Er ist so konstruiert, dass er die Belastung für die einzelnen Strukturen des Fußes erhöht, um sie zu trainieren. Daraufhin gab es eine Riesendiskussion in der Industrie: Eine Firma, die mit ihrer „Nike Air“-Technologie lange die Führungsrolle in allen Fragen der Dämpfung hatte, machte plötzlich genau das Gegenteil: Die Belastung erhöhen. Mittlerweile haben wir aber wieder ein ganz neues Paradigma. Wir haben gelernt, dass jedes Gelenk einen Bewegungspfad hat, und wenn der verlassen wird, erhöht sich die Gefahr von Überlastung und Verschleiß. Es geht also darum, die Schuhe so zu bauen, dass die gewohnten Bewegungspfade des Fußgelenks und des Kniegelenks möglichst wenig gestört werden.
Sie haben mit Ihren biomechanischen Instrumenten aber auch völlig andere Dinge gemacht.
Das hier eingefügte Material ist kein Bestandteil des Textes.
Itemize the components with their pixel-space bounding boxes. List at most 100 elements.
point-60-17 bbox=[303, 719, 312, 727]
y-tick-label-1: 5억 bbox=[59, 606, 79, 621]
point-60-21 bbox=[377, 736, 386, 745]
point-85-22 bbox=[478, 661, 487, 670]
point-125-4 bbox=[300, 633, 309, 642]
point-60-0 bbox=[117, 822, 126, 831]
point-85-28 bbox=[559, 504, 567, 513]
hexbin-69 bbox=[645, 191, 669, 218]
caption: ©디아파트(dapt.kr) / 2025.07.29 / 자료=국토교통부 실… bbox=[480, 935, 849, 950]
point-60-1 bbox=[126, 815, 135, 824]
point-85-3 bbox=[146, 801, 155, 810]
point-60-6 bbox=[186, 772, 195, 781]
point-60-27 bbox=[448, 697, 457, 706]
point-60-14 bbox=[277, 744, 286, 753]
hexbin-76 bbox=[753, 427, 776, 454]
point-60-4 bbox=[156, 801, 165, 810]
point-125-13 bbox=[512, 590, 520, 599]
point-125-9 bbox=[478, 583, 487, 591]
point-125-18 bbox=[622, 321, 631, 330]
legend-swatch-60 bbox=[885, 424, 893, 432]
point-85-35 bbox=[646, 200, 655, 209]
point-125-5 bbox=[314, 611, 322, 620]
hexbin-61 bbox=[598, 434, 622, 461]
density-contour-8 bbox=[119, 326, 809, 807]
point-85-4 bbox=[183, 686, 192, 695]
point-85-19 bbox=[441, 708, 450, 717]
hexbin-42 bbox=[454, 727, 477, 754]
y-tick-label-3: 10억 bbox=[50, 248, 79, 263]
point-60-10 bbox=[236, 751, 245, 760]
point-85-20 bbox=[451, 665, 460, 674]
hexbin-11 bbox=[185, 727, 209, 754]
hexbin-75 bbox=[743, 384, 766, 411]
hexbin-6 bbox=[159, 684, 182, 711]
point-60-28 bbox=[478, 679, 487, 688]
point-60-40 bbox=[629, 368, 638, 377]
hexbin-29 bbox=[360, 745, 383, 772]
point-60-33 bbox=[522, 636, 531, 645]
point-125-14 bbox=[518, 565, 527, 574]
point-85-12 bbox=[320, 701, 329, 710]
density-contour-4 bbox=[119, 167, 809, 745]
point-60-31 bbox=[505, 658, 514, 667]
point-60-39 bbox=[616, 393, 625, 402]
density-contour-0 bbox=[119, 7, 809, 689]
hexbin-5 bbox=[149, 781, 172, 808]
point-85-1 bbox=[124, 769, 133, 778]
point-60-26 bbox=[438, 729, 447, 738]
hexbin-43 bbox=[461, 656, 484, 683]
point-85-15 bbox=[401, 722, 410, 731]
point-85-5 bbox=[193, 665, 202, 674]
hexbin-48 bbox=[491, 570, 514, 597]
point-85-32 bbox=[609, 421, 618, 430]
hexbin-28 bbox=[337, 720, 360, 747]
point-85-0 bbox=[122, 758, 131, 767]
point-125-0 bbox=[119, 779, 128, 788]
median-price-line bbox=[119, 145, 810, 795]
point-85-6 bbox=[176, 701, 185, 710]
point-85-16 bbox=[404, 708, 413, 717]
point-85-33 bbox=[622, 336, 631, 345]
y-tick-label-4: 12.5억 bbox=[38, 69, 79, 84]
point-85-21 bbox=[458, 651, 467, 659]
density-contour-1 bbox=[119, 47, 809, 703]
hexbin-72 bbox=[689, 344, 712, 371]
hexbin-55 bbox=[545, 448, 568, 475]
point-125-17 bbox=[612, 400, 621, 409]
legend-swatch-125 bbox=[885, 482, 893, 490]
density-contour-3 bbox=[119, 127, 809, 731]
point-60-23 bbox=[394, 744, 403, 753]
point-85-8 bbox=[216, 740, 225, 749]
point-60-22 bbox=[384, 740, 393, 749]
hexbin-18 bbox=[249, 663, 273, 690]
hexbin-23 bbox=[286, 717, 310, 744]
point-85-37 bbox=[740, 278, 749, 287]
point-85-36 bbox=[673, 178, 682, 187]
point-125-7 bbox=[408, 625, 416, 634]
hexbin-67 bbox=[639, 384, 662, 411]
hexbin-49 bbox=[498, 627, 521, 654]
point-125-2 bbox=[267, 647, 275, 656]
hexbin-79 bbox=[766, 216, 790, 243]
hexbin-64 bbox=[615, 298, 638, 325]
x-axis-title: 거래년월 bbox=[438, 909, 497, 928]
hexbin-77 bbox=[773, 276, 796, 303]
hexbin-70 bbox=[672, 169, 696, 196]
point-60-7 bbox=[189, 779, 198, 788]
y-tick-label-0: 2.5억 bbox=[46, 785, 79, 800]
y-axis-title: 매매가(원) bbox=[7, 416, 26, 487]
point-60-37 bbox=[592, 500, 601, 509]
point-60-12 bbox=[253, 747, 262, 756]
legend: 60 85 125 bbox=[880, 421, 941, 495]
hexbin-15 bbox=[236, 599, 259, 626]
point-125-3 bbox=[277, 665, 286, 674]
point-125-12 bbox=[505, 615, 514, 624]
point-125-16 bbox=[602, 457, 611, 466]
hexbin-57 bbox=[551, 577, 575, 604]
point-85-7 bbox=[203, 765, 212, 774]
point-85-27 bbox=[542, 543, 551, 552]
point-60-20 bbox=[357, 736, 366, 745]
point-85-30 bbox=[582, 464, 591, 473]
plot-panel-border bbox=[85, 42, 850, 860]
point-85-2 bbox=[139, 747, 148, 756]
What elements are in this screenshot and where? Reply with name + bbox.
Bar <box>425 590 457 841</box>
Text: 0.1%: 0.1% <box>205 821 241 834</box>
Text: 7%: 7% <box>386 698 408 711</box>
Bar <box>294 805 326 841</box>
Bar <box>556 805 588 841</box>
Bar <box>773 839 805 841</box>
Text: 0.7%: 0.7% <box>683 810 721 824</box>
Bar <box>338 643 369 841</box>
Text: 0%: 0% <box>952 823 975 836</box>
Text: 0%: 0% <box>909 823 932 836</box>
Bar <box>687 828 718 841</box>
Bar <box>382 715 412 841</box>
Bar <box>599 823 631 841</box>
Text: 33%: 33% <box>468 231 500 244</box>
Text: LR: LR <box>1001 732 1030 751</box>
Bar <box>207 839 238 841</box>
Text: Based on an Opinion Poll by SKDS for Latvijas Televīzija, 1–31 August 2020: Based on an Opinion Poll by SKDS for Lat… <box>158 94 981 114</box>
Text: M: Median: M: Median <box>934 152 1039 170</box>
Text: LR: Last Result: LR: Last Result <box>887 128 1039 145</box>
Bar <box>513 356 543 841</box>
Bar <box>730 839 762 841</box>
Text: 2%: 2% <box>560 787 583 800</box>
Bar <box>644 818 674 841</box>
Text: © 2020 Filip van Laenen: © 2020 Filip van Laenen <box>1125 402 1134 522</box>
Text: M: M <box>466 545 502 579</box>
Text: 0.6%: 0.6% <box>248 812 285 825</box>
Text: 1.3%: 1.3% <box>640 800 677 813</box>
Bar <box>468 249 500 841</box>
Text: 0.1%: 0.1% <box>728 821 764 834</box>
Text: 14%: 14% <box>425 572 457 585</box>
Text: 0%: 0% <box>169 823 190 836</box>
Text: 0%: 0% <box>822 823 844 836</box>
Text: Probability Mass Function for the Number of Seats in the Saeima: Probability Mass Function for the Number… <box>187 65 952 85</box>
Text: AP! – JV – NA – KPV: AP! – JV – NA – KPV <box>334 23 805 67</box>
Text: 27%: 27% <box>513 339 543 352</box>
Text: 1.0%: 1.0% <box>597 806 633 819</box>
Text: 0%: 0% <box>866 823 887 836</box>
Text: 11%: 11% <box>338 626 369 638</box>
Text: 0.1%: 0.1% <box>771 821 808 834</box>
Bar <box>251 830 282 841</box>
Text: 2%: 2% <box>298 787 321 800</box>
Zum Beispiel waren Sie an der Aufklärung von Kriminalfällen beteiligt.
Es geht bei meiner Arbeit immer darum, Ereignisse zu rekonstruieren und zu verstehen, unterschiedliche Variablen auf eine kausale Ebene zu bringen. Und da sind wir ganz schnell bei forensischen Anwendungen: Jemand wird vor einem Haus aufgefunden, und oben ist ein geöffnetes Fenster oder ein Balkon. Wie kann es sein, dass der Tote mit dem zertrümmerten Schädel gerade so unten angekommen ist. Ist er gestürzt? Ist er gesprungen? Wurde er gestürzt? Oder ist er gefallen, weil irgendwas da oben am Geländer abgebrochen ist?
In diesem Rahmen haben sie auch den Unfall von Samuel Koch bei „Wetten, dass…“ untersucht.
Das war die gleiche Fragestellung: Warum ist dieses Ereignis eingetreten? Wir konnten zweifelsfrei zeigen, dass die Unfallursache ein bewegungstechnischer Fehler beim Absprung war. Eine minimale Abweichung mit großen Folgen.
Ihr Drang, besondere Phänomene zu verstehen, hat Sie bis nach Jamaika geführt, wo Sie untersucht haben, warum die Sprinter dort so unglaublich schnell sind. Haben sie Antworten gefunden?
Bei diesen Athleten wollten wir wissen, welche Besonderheiten ihr Körper aufweist. Wir konnten verstehen, welche Eigenschaften des Muskel-Sehnen-Systems den Erfolgen dieser Sprinter zu Grunde liegen. Die haben tatsächlich besonders gute biomechanische Voraussetzungen, um schnell zu laufen.
Nun stehen Sie kurz vor dem Ruhestand, reden aber noch voller Leidenschaft von ihrer Arbeit. Können Sie wirklich einfach so aufhören?
Ich habe noch eine ganze Menge Projekte und Ideen, die ich weiter betreiben möchte. Aber ich werde das nicht mehr nur in der Umgebung der Universität machen. Hier muss mal frisches Blut ran und jungen Leuten die Chance gegeben werden, sich zu profilieren.